JR Teaches Me Some of His Secrets to the Muay Thai Low Kick
JR and the Thai Low-Kick
JR started training and fighting out of Lanna (Kiat Busaba) when he was about 12 years old. So he kind of came of age at the camp, learning under trainers who are no longer there, but he became a trainer himself maybe 5-7 years ago in his early 20’s. He was a trainer at the gym when I first made a trip out to Thailand 3 years ago but since then he’s moved to China with one of his former trainers and become a trainer and fighter out there, where earnings for fights are much higher than in Chiang Mai. He’s an amazing athlete and fighter and he comes back to the camp every six months or so for a couple months at a time for purposes of renewing his visa, so I try to get as much training and tips from him as possible when he’s at the camp.

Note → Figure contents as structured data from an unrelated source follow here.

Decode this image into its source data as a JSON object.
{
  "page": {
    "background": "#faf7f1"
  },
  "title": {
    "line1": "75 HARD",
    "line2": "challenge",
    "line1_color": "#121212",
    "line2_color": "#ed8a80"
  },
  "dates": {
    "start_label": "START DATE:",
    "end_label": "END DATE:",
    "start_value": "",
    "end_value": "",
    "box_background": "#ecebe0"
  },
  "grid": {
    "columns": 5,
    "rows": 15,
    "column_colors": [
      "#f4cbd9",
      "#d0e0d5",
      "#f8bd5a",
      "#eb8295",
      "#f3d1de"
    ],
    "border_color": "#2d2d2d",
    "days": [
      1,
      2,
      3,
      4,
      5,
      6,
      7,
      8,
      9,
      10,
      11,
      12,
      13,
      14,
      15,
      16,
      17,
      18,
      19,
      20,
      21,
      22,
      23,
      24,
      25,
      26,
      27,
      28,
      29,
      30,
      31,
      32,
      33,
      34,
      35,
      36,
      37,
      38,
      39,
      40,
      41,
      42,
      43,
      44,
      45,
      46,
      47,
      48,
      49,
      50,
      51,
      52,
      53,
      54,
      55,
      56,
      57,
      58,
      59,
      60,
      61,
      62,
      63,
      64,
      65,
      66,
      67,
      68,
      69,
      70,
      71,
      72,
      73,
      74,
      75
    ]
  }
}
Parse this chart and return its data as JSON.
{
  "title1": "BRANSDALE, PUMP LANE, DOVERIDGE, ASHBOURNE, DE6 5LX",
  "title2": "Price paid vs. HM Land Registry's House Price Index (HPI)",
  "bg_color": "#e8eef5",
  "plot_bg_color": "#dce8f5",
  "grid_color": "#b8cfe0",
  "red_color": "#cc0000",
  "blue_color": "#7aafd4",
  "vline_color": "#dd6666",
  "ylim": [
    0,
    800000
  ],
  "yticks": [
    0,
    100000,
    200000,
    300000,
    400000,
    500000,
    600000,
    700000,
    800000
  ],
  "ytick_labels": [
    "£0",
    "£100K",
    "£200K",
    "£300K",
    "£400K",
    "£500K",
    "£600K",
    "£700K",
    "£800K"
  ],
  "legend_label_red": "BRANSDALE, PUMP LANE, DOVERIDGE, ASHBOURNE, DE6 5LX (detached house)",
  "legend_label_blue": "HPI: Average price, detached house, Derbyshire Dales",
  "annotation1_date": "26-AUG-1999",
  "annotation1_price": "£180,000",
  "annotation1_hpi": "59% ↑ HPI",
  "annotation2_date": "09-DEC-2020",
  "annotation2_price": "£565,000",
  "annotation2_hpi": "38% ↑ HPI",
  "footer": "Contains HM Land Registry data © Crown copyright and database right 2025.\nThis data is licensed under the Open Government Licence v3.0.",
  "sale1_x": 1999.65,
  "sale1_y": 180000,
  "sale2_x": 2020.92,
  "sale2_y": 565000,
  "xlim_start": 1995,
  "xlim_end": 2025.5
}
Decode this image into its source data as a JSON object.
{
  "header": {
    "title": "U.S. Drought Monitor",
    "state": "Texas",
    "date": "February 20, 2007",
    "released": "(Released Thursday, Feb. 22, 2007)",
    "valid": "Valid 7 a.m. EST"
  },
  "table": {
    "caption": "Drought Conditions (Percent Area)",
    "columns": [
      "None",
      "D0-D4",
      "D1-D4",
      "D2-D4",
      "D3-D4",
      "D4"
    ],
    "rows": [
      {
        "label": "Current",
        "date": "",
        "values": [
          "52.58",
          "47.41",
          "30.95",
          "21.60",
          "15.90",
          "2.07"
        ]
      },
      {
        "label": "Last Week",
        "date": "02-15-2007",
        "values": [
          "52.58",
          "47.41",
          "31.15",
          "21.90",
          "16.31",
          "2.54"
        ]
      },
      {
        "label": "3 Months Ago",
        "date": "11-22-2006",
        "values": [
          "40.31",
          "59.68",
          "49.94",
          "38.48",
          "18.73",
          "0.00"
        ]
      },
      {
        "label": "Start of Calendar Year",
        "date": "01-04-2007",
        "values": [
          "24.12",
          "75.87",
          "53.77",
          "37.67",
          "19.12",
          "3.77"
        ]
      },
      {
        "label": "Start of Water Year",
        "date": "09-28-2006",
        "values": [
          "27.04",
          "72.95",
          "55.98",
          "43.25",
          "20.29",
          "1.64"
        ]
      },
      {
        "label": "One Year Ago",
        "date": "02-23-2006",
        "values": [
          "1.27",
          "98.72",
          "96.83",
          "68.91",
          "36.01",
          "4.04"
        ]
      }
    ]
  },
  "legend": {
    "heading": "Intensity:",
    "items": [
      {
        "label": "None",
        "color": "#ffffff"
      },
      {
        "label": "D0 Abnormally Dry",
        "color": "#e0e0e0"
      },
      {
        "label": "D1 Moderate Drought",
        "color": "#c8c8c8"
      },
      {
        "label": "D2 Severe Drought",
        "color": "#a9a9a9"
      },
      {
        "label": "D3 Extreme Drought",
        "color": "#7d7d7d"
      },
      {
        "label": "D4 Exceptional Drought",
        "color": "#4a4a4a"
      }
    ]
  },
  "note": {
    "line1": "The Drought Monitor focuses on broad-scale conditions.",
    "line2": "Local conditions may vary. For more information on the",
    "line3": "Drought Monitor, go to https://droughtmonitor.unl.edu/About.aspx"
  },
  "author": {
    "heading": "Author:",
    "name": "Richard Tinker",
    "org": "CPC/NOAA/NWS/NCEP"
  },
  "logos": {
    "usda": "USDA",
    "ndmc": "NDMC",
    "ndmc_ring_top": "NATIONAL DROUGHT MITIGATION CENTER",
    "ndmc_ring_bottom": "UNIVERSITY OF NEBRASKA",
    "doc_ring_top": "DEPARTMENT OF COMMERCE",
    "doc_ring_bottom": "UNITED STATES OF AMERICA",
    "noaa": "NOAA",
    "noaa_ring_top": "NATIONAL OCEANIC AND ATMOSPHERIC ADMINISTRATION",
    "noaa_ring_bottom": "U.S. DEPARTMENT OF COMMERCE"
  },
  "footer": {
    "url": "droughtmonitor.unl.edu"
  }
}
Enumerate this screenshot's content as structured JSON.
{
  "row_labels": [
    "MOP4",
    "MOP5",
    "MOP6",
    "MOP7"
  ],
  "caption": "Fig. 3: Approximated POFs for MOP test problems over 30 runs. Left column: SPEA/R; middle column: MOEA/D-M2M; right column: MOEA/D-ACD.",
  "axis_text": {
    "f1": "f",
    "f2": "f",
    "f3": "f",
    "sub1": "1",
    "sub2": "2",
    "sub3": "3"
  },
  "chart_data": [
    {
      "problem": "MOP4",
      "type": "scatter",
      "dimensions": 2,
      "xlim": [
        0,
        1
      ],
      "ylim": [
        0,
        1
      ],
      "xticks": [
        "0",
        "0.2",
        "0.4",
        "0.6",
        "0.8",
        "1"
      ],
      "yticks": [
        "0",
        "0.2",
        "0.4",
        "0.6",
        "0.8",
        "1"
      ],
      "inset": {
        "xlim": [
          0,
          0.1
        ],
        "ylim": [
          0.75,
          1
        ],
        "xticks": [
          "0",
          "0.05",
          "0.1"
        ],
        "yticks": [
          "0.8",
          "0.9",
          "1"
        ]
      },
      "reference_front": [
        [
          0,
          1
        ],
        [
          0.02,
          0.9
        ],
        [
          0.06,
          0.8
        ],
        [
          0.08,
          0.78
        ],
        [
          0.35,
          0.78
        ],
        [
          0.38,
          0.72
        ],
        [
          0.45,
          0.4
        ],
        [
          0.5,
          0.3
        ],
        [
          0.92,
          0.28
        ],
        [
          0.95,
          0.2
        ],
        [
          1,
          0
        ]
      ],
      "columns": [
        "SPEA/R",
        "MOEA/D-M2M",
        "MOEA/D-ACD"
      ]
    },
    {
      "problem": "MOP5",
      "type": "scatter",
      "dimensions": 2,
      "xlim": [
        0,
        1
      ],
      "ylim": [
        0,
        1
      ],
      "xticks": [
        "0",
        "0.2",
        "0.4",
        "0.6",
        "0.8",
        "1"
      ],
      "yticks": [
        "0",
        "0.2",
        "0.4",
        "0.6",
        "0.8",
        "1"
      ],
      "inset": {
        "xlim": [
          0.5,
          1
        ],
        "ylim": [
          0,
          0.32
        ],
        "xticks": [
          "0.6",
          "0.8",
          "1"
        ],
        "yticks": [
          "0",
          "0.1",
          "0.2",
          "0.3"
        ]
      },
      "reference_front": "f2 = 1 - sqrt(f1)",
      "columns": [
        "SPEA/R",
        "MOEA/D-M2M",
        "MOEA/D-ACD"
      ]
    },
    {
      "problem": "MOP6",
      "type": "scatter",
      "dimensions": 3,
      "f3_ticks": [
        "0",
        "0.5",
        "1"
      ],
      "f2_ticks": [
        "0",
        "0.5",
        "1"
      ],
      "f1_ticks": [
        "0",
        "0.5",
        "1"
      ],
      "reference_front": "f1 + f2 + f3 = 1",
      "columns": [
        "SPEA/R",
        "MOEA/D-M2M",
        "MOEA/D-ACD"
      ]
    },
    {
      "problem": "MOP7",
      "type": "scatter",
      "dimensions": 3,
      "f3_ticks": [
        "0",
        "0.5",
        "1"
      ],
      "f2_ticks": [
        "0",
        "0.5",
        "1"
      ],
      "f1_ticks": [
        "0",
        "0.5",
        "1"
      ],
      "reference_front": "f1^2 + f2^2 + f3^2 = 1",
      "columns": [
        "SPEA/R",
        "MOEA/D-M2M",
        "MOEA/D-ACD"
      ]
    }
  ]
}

He’s one of these Thais who will retain a level of boyishness until his dying breath, but it’s not an immaturity so much as an uninhibited joy that ripples out of him all the time – whether he’s laughing with the Thai boys or yelling at his student who comes with him from China during sparring. He actually comes off as really jolly even when he’s yelling and hitting his student (or one of the Thai boys) with a switch cut from a nearby tree. He’s old school in his training and I’ve so far been spared the switch, but I will not even blink if ever I find myself facing him with it. He even has this joy about him, this boyish charm and minimal seriousness in his face when he’s fighting. That doesn’t mean he won’t destroy someone in the ring, it just means he’s really light-hearted in the process of destroying someone (or at the very least in the moments just before and after).
But watching JR fight is a thrilling experience (video below). One of the most exciting qualities in really good Muay Thai fighters is the visual expression that they always have another gear. They start out fighting really clean and beautiful and then the opponent gets something in and it feels for a moment that there’s danger but then your fighter switches into a higher gear and suddenly the danger is facing the other guy. JR does this really well. He’s always got another gear. And one of his top gears that’s, like, zero to a million miles an hour in 60 seconds is his body punch to low kick combination. They’re brutal. I don’t flinch at people getting hit almost ever, but I wince when I see JR going in for a low kick KO. Good God.
So now that JR is here at the camp for the next two months I’ve managed to let him settle in for about a day before asking him to help me learn his low kick. We shot this video after training the other night, so it’s pretty dark, but you can see the movement. He’s so whippy. There’s no audible explanation, so I’ll do my best here:
1. Use your standing leg to hop forward and over so that it lands outside the stance of your opponent (or the bag) and the kicking leg whips across. The standing leg bends at the knee so your almost squatting a bit and the standing foot pivots to be fully to the side. The kicking leg should have a slight rainbow trajectory so that you land down on the thigh with your shin rather than just cutting across. (This cutting across is exactly what Master K teaches, and is part of the foundation of what I first learned about Muay Thai.)
2. Look at how still his upper body remains. He doesn’t lean back (I do, which isn’t right) but instead drives his rear shoulder forward and his front shoulder back in a quick rotation.
3. Your arm on the same side as the kick slices back rather than down, keeping your shoulder close to your chin and your arm extended out almost toward your opponent’s face to protect yourself from punch counters. JR explained decisively how a kick to the body has the arm coming down and a kick to the thigh has the arm slicing across – he demonstrates both.
4. Return to the stance from whence you came. He shows a number of steps, demonstrating how the feet return to where they started (he shows this when I’m kicking on the left leg). He even goes and gets a dry-erase marker and marks the ground where my foot starts to where it should land during the kick and then I have to get my foot back to the starting line. The lines form an upside-down triangle with a wider point for the right leg (as a standing leg) on left kicks. You have to step pretty wide for that one.
See the Kick in Action: JR
The real action starts after minute 1:20. His opponent throws the first leg kick which stings JR, and JR proceeds to let loose with – increasing intensity – what must be a dozen leg kicks in variety until there is nothing left to stand on.